Feed on

The bulk of my years on the Internet thus far have been spent in communities of genial, like-minded misanthropes who bonded while rolling their eyes over misused apostrophes on gas-station whiteboards, grizzling about people who stand on the wrong side of the escalator, squawking about roadhog SUV drivers, and tutting at the guy whose kid is eating fistfuls of Cheerios straight out of the box in the supermarket.

At first,I was overjoyed to find this commonality with groups of smart, witty people who expressed their irritations so eloquently, but now, I'm afraid I've gotten too comfortable with this sense of validation of curmudgeonhood. I fear that stirring my own deep, still pool of bile and allowing it to spew out my fingertips in a fountain of snark has become a horrible habit. Sneering thoughts and occasionally scathing observations have become something like my default response these days, and I'm not so sure I like myself this way.

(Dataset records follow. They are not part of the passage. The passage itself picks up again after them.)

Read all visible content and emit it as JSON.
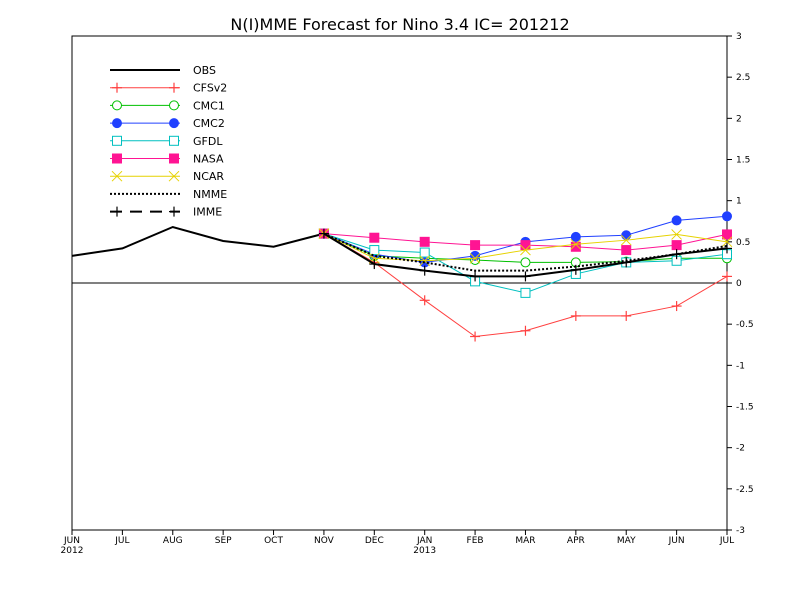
{
  "chart_data": {
    "type": "line",
    "title": "N(I)MME Forecast for Nino 3.4   IC= 201212",
    "x": [
      "JUN",
      "JUL",
      "AUG",
      "SEP",
      "OCT",
      "NOV",
      "DEC",
      "JAN",
      "FEB",
      "MAR",
      "APR",
      "MAY",
      "JUN",
      "JUL"
    ],
    "x_year_labels": [
      "2012",
      "",
      "",
      "",
      "",
      "",
      "",
      "2013",
      "",
      "",
      "",
      "",
      "",
      ""
    ],
    "ylim": [
      -3,
      3
    ],
    "y_ticks": [
      3,
      2.5,
      2,
      1.5,
      1,
      0.5,
      0,
      -0.5,
      -1,
      -1.5,
      -2,
      -2.5,
      -3
    ],
    "y_tick_labels": [
      "3",
      "2.5",
      "2",
      "1.5",
      "1",
      "0.5",
      "0",
      "-0.5",
      "-1",
      "-1.5",
      "-2",
      "-2.5",
      "-3"
    ],
    "y_axis_side": "right",
    "zero_line": true,
    "grid": false,
    "legend_position": "top-left",
    "series": [
      {
        "name": "OBS",
        "color": "#000000",
        "marker": "none",
        "dash": "solid",
        "width": 2,
        "values": [
          0.33,
          0.42,
          0.68,
          0.51,
          0.44,
          0.6,
          null,
          null,
          null,
          null,
          null,
          null,
          null,
          null
        ]
      },
      {
        "name": "CFSv2",
        "color": "#ff4040",
        "marker": "plus",
        "dash": "solid",
        "width": 1,
        "values": [
          null,
          null,
          null,
          null,
          null,
          0.6,
          0.25,
          -0.21,
          -0.65,
          -0.58,
          -0.4,
          -0.4,
          -0.28,
          0.08
        ]
      },
      {
        "name": "CMC1",
        "color": "#00c000",
        "marker": "circle-open",
        "dash": "solid",
        "width": 1,
        "values": [
          null,
          null,
          null,
          null,
          null,
          0.6,
          0.33,
          0.3,
          0.28,
          0.25,
          0.25,
          0.26,
          0.3,
          0.3
        ]
      },
      {
        "name": "CMC2",
        "color": "#2040ff",
        "marker": "circle-filled",
        "dash": "solid",
        "width": 1,
        "values": [
          null,
          null,
          null,
          null,
          null,
          0.6,
          0.35,
          0.25,
          0.33,
          0.5,
          0.56,
          0.58,
          0.76,
          0.81
        ]
      },
      {
        "name": "GFDL",
        "color": "#00c0c0",
        "marker": "square-open",
        "dash": "solid",
        "width": 1,
        "values": [
          null,
          null,
          null,
          null,
          null,
          0.6,
          0.4,
          0.37,
          0.02,
          -0.12,
          0.11,
          0.25,
          0.27,
          0.35
        ]
      },
      {
        "name": "NASA",
        "color": "#ff1493",
        "marker": "square-filled",
        "dash": "solid",
        "width": 1,
        "values": [
          null,
          null,
          null,
          null,
          null,
          0.6,
          0.55,
          0.5,
          0.46,
          0.46,
          0.44,
          0.4,
          0.46,
          0.59
        ]
      },
      {
        "name": "NCAR",
        "color": "#e6d200",
        "marker": "cross",
        "dash": "solid",
        "width": 1,
        "values": [
          null,
          null,
          null,
          null,
          null,
          0.6,
          0.3,
          0.27,
          0.3,
          0.4,
          0.47,
          0.52,
          0.59,
          0.5
        ]
      },
      {
        "name": "NMME",
        "color": "#000000",
        "marker": "none",
        "dash": "dotted",
        "width": 2,
        "values": [
          null,
          null,
          null,
          null,
          null,
          0.6,
          0.33,
          0.25,
          0.15,
          0.15,
          0.2,
          0.27,
          0.35,
          0.45
        ]
      },
      {
        "name": "IMME",
        "color": "#000000",
        "marker": "plus",
        "dash": "solid",
        "width": 2,
        "values": [
          null,
          null,
          null,
          null,
          null,
          0.6,
          0.23,
          0.15,
          0.08,
          0.08,
          0.16,
          0.25,
          0.35,
          0.42
        ]
      }
    ],
    "legend_sample_dash": {
      "OBS": "solid",
      "CFSv2": "solid",
      "CMC1": "solid",
      "CMC2": "solid",
      "GFDL": "solid",
      "NASA": "solid",
      "NCAR": "solid",
      "NMME": "dotted",
      "IMME": "long-dash"
    }
  }
}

I've never been what you'd call a Pollyanna. In highschool, I described myself as a benevolent misanthrope. I believed wholehearted and loudly in various humanitarian social policies, but overall, I detested most people as a species. Like a chow-dog, I was fiercely loyal and ridiculously affectionate toward my family and friends, but raised my metaphorical hackles at any and all suspicious interlopers.

In many ways, the Internet has been a great match for my introverted, judgmental personality. People lay a lot right out there on the table and reveal more than they typically do in real life. Typically speaking, you'll find out from someone online what their stance is on abortion, whether they like cats or dogs, and if they feel violently about whether one should say “soda” or “pop.” You can easily determine that the person posting is a wet hen who believes she's a “faerie” with “magickal” powers and a cat sweatshirt, or an Ayn Rand-thumping, combat-boot-stamping, world-weary, hardened character, age 19. You can, to a great extent, determine whether or not you “like” someone in pretty short order.

Most of the time, I'm well in favor of this—it saves the experience of spending a great deal of time around somebody, only to find out that they are The Crazy, extraordinarily irritating, or come with a complete, matching set of Drama, batteries included. I remember in college, when I was a much less guarded woman, having to go to fairly significant lengths to extricate myself from a couple of vampirous friendships. More than a few of my post-college friendships began online, and I got a sense of, “yeah, she's pretty cool—we could party” before we met up in person. I'm grateful for and happy about these friendships, and the fact that they came about in part by the “preview friend” feature of internet socializing doesn't devalue the relationship one bit.

However, and this is the big however, I notice that a lot of the self-selecting communities that I'm a part of tend to encourage their members' not-so-secret bile reservoirs, and that the support of a large community of like-minded misanthropes seems to encourage and breed a kind of outspoken meanness that I cannot see as being at all healthy. When I catch myself expressing the darker reaches of my own disgruntlement—grizzling about an irritating, avuncular co-worker who imposes himself upon my time with inane small-talk, or mocking some random guy's mullet or some random girl's hearts-and-flowers-pink-cotton-candy LJ I start to suspect that spending a lot of time supporting other peoples' bad attitudes and feeding my own crankiness is making me a much less human person.

I'm too quick to snap to irritation these days, too quick to sneer, too quick to formulate a rant, rather than just take deep breaths and let the petty shit flow on down to the cesspool of intolerance where it belongs. Why should I get all het up about some jackass with the cell-phone and flash briefcase braying about his weekend plans on the subway? Why should I care about the most recent LJ Drama or Wankery. It's not like I can make the showoff shut off his cellphone and carry a more sensible bag, nor can I stop some 17-year-old from fucking her best friend's boyfriend, blogging about it, then getting caught and caught up in the resultant fallout. So really, since I can't do much to stop people from being ignorant, irritating fuckwits, I should get better at ignoring them and getting on with my own life.

It's easy to sneer when it's somebody else's problem. It's easy to scoff when it's not your friend. It's easy to roll your eyes when the other person will never see your face and can never kick you ass. Somehow, it's a lot harder not to take things personally and to live and let live.

I should definitely shut up with the ranting and whining, unless it's actually funny, unique, or I have a solution to the problem buried someplace among all the angst. I should just let stupid people stew in their own drool, as being an idiot is its own punishment. I should tend my own garden, and let others who thrive on turmoil burn themselves out. I should.

Whether I can and will remains to be seen, but at least I have managed to figure out what I should be doing.